Après le tollé suscité par la décision du Conseil constitutionnel du 4 mai 2012 (1) ayant abrogé l'article 222-33 du Code pénal (N° Lexbase : L5378IGB) incriminant le harcèlement sexuel, la loi n° 2012-954 du 6 août 2012 vient de voir le jour, comblant ainsi le vide laissé béant par les Sages de la rue de Montpensier. Si la loi nouvelle, qui créé désormais deux infractions distinctes de harcèlement sexuel, est globalement de meilleure facture que la précédente mouture, des imperfections demeurent néanmoins, qui ne manqueront pas de susciter des difficultés d'interprétation. Evolution. Retraçons sommairement les différentes étapes ayant conduit à l'adoption de la loi nouvelle. Innovation du Code pénal de 1992, l'infraction de harcèlement sexuel était définie, à l'origine, comme "le fait de harceler autrui en usant d'ordres, de menaces ou de contraintes, dans le but d'obtenir des faveurs de nature sexuelle, par une personne abusant de l'autorité que lui confèrent ses fonctions". Jugeant cette infraction trop restrictive, en ce que sa répression était subordonnée à un abus d'autorité (2), la loi n° 2002-73 du 17 janvier 2002, dite de modernisation sociale (N° Lexbase : L1304AW9), vint élargir considérablement la définition du délit en incriminant "le fait de harceler autrui dans le but d'obtenir des faveurs de nature sexuelle". N'exigeant plus de rapport hiérarchique entre l'auteur et sa victime, le délit pouvait désormais être imputé à n'importe qui, et se trouvait essentiellement défini par le but poursuivi, l'obtention de faveurs sexuelles, l'élément matériel de l'infraction n'étant pour ainsi dire pas défini, sinon comme "le fait de harceler autrui".

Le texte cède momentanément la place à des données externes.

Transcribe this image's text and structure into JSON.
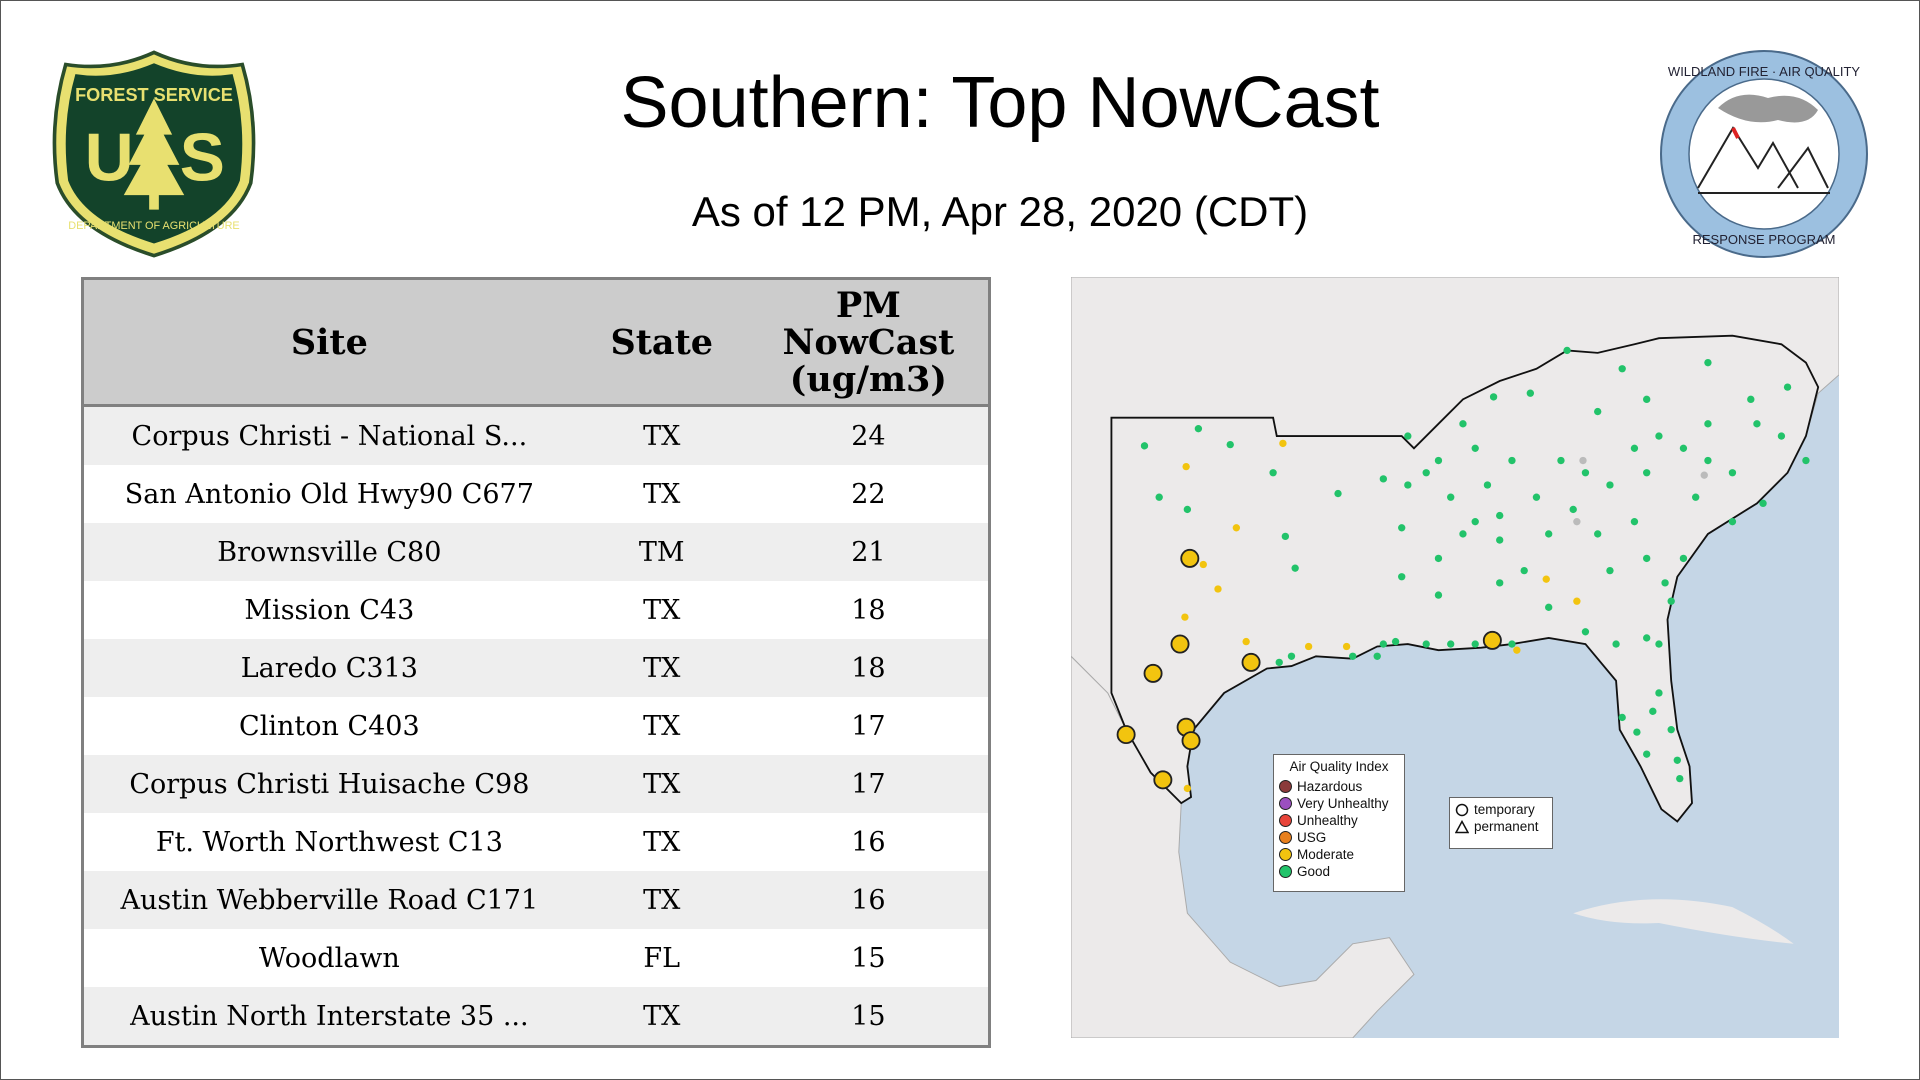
{
  "header": {
    "title": "Southern: Top NowCast",
    "subtitle": "As of 12 PM, Apr 28, 2020 (CDT)"
  },
  "logos": {
    "left": "FOREST SERVICE U S DEPARTMENT OF AGRICULTURE",
    "right": "WILDLAND FIRE · AIR QUALITY · RESPONSE PROGRAM"
  },
  "table": {
    "headers": [
      "Site",
      "State",
      "PM NowCast (ug/m3)"
    ],
    "rows": [
      [
        "Corpus Christi - National S...",
        "TX",
        "24"
      ],
      [
        "San Antonio Old Hwy90 C677",
        "TX",
        "22"
      ],
      [
        "Brownsville C80",
        "TM",
        "21"
      ],
      [
        "Mission C43",
        "TX",
        "18"
      ],
      [
        "Laredo C313",
        "TX",
        "18"
      ],
      [
        "Clinton C403",
        "TX",
        "17"
      ],
      [
        "Corpus Christi Huisache C98",
        "TX",
        "17"
      ],
      [
        "Ft. Worth Northwest C13",
        "TX",
        "16"
      ],
      [
        "Austin Webberville Road C171",
        "TX",
        "16"
      ],
      [
        "Woodlawn",
        "FL",
        "15"
      ],
      [
        "Austin North Interstate 35 ...",
        "TX",
        "15"
      ]
    ]
  },
  "map": {
    "legend_title": "Air Quality Index",
    "categories": [
      {
        "label": "Hazardous",
        "color": "#8b3a3a"
      },
      {
        "label": "Very Unhealthy",
        "color": "#9b4fc0"
      },
      {
        "label": "Unhealthy",
        "color": "#e8443a"
      },
      {
        "label": "USG",
        "color": "#e8801e"
      },
      {
        "label": "Moderate",
        "color": "#f2c40f"
      },
      {
        "label": "Good",
        "color": "#22c36a"
      }
    ],
    "monitor_types": [
      {
        "label": "temporary",
        "shape": "circle"
      },
      {
        "label": "permanent",
        "shape": "triangle"
      }
    ],
    "colors": {
      "water": "#c5d6e6",
      "land": "#eceaea",
      "no_data": "#bbbbbb"
    }
  }
}
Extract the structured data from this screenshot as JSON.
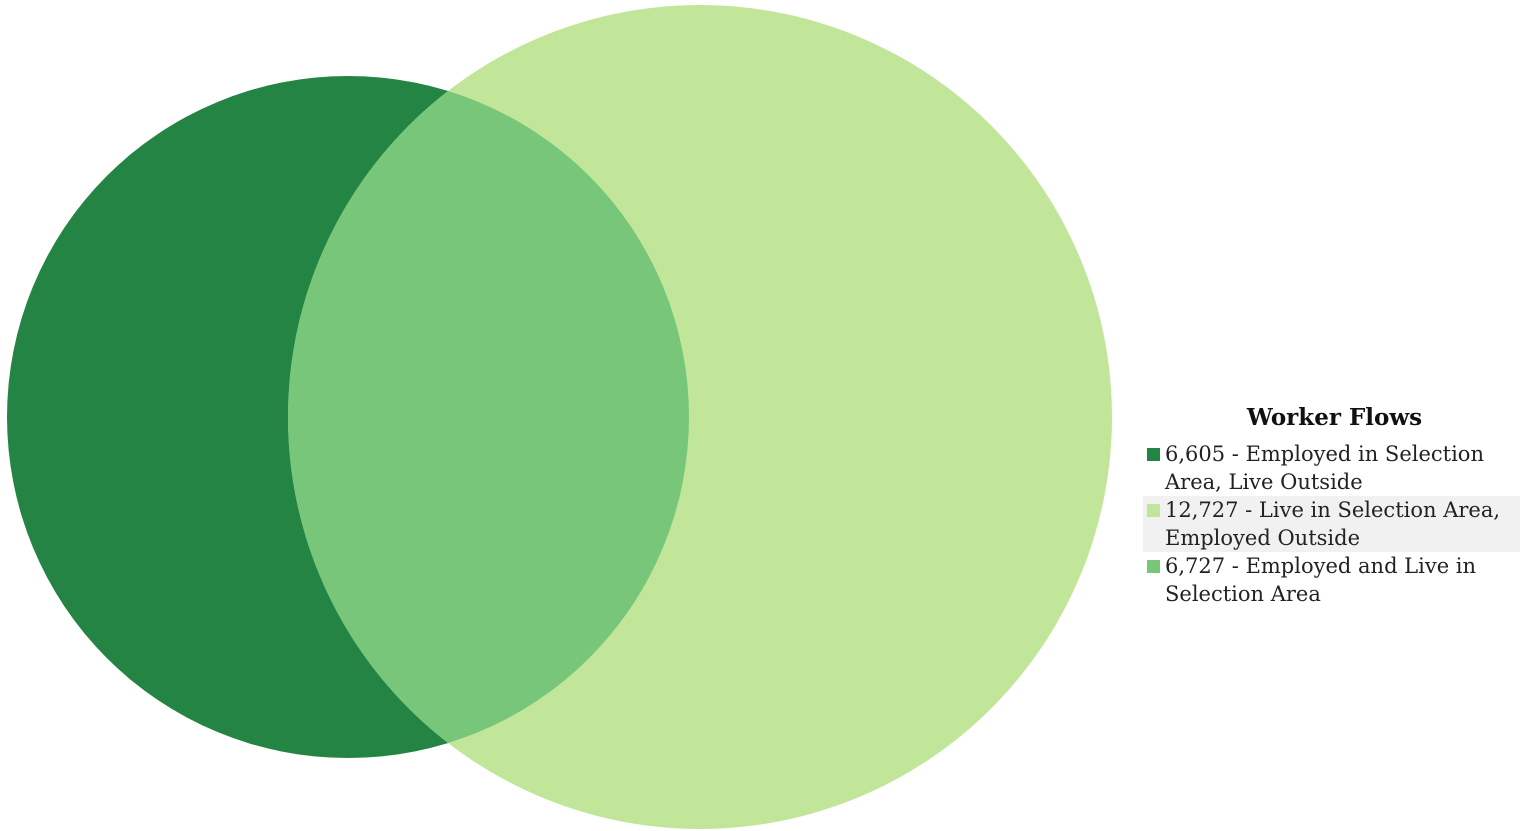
{
  "chart_data": {
    "type": "venn",
    "title": "",
    "legend_title": "Worker Flows",
    "legend_position": "right",
    "sets": [
      {
        "id": "employed",
        "label": "Employed in Selection Area"
      },
      {
        "id": "live",
        "label": "Live in Selection Area"
      }
    ],
    "regions": [
      {
        "id": "employed_only",
        "sets": [
          "employed"
        ],
        "value": 6605,
        "value_label": "6,605",
        "label": "Employed in Selection Area, Live Outside",
        "color": "#238443"
      },
      {
        "id": "live_only",
        "sets": [
          "live"
        ],
        "value": 12727,
        "value_label": "12,727",
        "label": "Live in Selection Area, Employed Outside",
        "color": "#c2e699"
      },
      {
        "id": "both",
        "sets": [
          "employed",
          "live"
        ],
        "value": 6727,
        "value_label": "6,727",
        "label": "Employed and Live in Selection Area",
        "color": "#78c679"
      }
    ]
  },
  "legend": {
    "title": "Worker Flows",
    "items": [
      {
        "text": "6,605 - Employed in Selection Area, Live Outside",
        "color": "#238443",
        "highlighted": false
      },
      {
        "text": "12,727 - Live in Selection Area, Employed Outside",
        "color": "#c2e699",
        "highlighted": true
      },
      {
        "text": "6,727 - Employed and Live in Selection Area",
        "color": "#78c679",
        "highlighted": false
      }
    ]
  }
}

Inconstitutionnalité. Largement critiquée par la doctrine, cette parodie de définition devait être passée au crible de la question prioritaire de constitutionnalité. Une fois n'est pas coutume, la Chambre criminelle de la Cour de cassation accepta de transmettre la question au Conseil constitutionnel au motif que "la définition du harcèlement sexuel pourrait être considérée comme insuffisamment claire et précise, dès lors que le législateur s'est abstenu de définir le ou les actes qui doivent être regardés [...] comme constitutifs de harcèlement sexuel" (3). Par une décision QPC du 4 mai 2012, largement médiatisée, le Conseil déclara les dispositions de l'article 222-33 du Code pénal contraires à la Constitution en ce qu'elles méconnaissent le principe de légalité des délits et des peines, le délit étant "punissable sans que les éléments constitutifs de l'infraction soient suffisamment définis" (4).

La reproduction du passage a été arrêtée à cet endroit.